That title is simple and absolutely true. Basic training is the hardest thing I've had to endure as a mother, thus far.

When my son made the decision to join the Louisiana Army National Guard in the fall of 2016 during his senior year in high school, I was so proud! His basic training leave date was September 18, 2017, and I was prepared. Or so I thought.

He was anxious for that day to come. He assured us he was not afraid, just ready "to get it over with."

 

We dropped him off at the armory early Monday morning. He boarded a plane bound for Atlanta that afternoon. We spoke to him when he landed, believing we would speak to him when he arrived at Fort Benning, Georgia. I was prepared to have that quick call upon his arrival be our last for at least a couple of weeks.

It never came.

As of the writing of this post, I haven't heard my son's voice since he told me he had ordered a bacon burger at the airport on Monday, September 18th, at 5:45PM. I haven't seen his face since we left him at the armory that morning at about 8:30AM.

Since that time, he's had his head shaved, gone through the processing soldiers in training go through, filled out multiple pieces of paperwork, and is preparing to start rigorous training. (SEE VIDEO BELOW)  I've read every document I can on what he will go through to prepare him to defend our country and his fellow brothers and sisters in arms.

They will put a weapon in his hands and teach him how to use it. They will put his body to the test to make it stronger. They will test his mental and physical strength every day. I know why they will do all of this.

They are making my son into a soldier because it takes soldiers to defend our country. My son will be one of only 1% of the population who does that.

And all I want as a mom is to hear his voice and see his face.

I am fortunate to have found a closed group of parents of soldiers in training who understand. It's difficult to grasp the roller coaster of emotions parents go through during this time.

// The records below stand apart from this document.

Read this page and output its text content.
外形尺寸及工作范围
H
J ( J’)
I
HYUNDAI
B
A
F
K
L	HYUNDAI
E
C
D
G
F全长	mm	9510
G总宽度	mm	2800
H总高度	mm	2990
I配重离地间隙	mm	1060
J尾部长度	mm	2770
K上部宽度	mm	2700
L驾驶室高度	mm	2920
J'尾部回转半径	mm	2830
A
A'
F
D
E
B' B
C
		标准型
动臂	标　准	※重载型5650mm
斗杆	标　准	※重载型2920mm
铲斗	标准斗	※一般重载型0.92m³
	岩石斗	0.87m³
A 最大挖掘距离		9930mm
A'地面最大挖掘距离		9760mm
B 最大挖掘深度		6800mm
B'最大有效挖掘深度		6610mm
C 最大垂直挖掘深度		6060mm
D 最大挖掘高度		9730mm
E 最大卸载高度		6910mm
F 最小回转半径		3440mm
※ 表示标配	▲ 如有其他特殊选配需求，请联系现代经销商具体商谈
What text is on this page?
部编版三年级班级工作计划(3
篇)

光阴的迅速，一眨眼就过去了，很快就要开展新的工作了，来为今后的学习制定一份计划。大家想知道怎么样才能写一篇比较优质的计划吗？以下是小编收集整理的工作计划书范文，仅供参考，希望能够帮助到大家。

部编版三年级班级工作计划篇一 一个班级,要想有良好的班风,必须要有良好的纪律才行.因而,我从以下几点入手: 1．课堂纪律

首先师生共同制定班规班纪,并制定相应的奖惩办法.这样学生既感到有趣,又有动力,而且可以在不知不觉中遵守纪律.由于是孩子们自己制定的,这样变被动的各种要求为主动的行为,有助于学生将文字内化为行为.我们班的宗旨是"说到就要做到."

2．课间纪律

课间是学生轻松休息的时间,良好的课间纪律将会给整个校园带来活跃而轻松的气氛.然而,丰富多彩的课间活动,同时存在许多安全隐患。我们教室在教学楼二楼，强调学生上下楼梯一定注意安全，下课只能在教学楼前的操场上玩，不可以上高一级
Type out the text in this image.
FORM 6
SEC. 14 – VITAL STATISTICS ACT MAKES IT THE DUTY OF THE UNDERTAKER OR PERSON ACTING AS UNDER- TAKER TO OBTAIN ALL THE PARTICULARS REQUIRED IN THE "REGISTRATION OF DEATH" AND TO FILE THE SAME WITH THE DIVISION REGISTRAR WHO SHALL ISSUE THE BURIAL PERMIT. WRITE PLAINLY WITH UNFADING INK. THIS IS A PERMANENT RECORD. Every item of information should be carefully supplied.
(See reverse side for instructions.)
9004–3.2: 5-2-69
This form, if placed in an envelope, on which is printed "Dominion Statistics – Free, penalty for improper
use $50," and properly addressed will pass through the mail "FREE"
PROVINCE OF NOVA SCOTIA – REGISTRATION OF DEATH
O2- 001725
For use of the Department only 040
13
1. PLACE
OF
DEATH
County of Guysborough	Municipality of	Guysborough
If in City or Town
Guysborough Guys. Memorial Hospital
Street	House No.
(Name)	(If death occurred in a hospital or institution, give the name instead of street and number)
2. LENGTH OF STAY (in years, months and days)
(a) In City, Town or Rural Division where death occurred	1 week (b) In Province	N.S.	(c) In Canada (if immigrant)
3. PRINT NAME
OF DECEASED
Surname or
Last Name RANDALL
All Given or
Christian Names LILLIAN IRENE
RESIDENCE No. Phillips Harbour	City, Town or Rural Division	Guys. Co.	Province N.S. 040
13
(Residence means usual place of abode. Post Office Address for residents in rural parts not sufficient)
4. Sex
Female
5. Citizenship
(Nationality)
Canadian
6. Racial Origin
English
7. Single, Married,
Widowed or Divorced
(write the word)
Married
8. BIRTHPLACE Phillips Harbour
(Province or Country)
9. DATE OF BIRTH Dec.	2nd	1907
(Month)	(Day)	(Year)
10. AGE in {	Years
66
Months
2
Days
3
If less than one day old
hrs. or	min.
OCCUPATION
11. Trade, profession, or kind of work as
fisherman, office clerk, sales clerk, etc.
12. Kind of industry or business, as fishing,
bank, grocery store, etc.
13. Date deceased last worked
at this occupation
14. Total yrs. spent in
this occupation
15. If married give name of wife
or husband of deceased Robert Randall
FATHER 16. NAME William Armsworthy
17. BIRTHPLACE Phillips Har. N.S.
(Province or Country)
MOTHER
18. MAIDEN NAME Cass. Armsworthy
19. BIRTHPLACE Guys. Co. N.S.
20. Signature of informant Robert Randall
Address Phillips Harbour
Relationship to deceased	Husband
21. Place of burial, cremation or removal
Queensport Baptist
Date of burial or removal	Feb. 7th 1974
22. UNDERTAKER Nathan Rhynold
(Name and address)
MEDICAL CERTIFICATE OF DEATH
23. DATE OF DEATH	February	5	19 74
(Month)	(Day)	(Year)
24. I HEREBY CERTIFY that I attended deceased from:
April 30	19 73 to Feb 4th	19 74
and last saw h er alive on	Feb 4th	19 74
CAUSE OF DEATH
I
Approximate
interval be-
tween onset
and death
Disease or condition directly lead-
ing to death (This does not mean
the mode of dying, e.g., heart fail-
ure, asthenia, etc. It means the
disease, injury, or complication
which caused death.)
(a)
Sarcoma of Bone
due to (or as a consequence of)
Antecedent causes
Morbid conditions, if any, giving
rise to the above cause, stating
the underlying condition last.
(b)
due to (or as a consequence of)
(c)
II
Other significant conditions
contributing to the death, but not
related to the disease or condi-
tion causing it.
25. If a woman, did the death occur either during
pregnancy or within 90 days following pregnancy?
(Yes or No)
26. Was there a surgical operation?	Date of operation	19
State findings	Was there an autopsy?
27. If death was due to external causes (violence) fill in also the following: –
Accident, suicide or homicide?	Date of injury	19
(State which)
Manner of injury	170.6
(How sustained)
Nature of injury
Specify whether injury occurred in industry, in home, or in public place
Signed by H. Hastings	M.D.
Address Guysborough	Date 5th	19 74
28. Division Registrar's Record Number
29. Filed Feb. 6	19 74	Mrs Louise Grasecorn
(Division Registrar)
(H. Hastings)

Yes, it's only been seven days. It feels like seven months.

Parents are faced with challenges of all kinds. My heart goes out to parents who have dealt with the devastating loss of a child or some other challenge. I can only imagine that difficulty.

As for this mom, my cell phone never leaves my side, even when I'm in the shower! We've been warned that the much-desired phone call comes at the most unexpected times. I am waiting on the day I receive an address so I can send the letters that are written and waiting to be sent. My husband and I scour the private Facebook pages of the Basic Training post in the hope that maybe he will be in a photo.

My son will be fine. He is strong. He is spirit-filled. He was ready for this.

This mom will be fine, too, because her son is all of those things. Even if I miss him every minute of every day.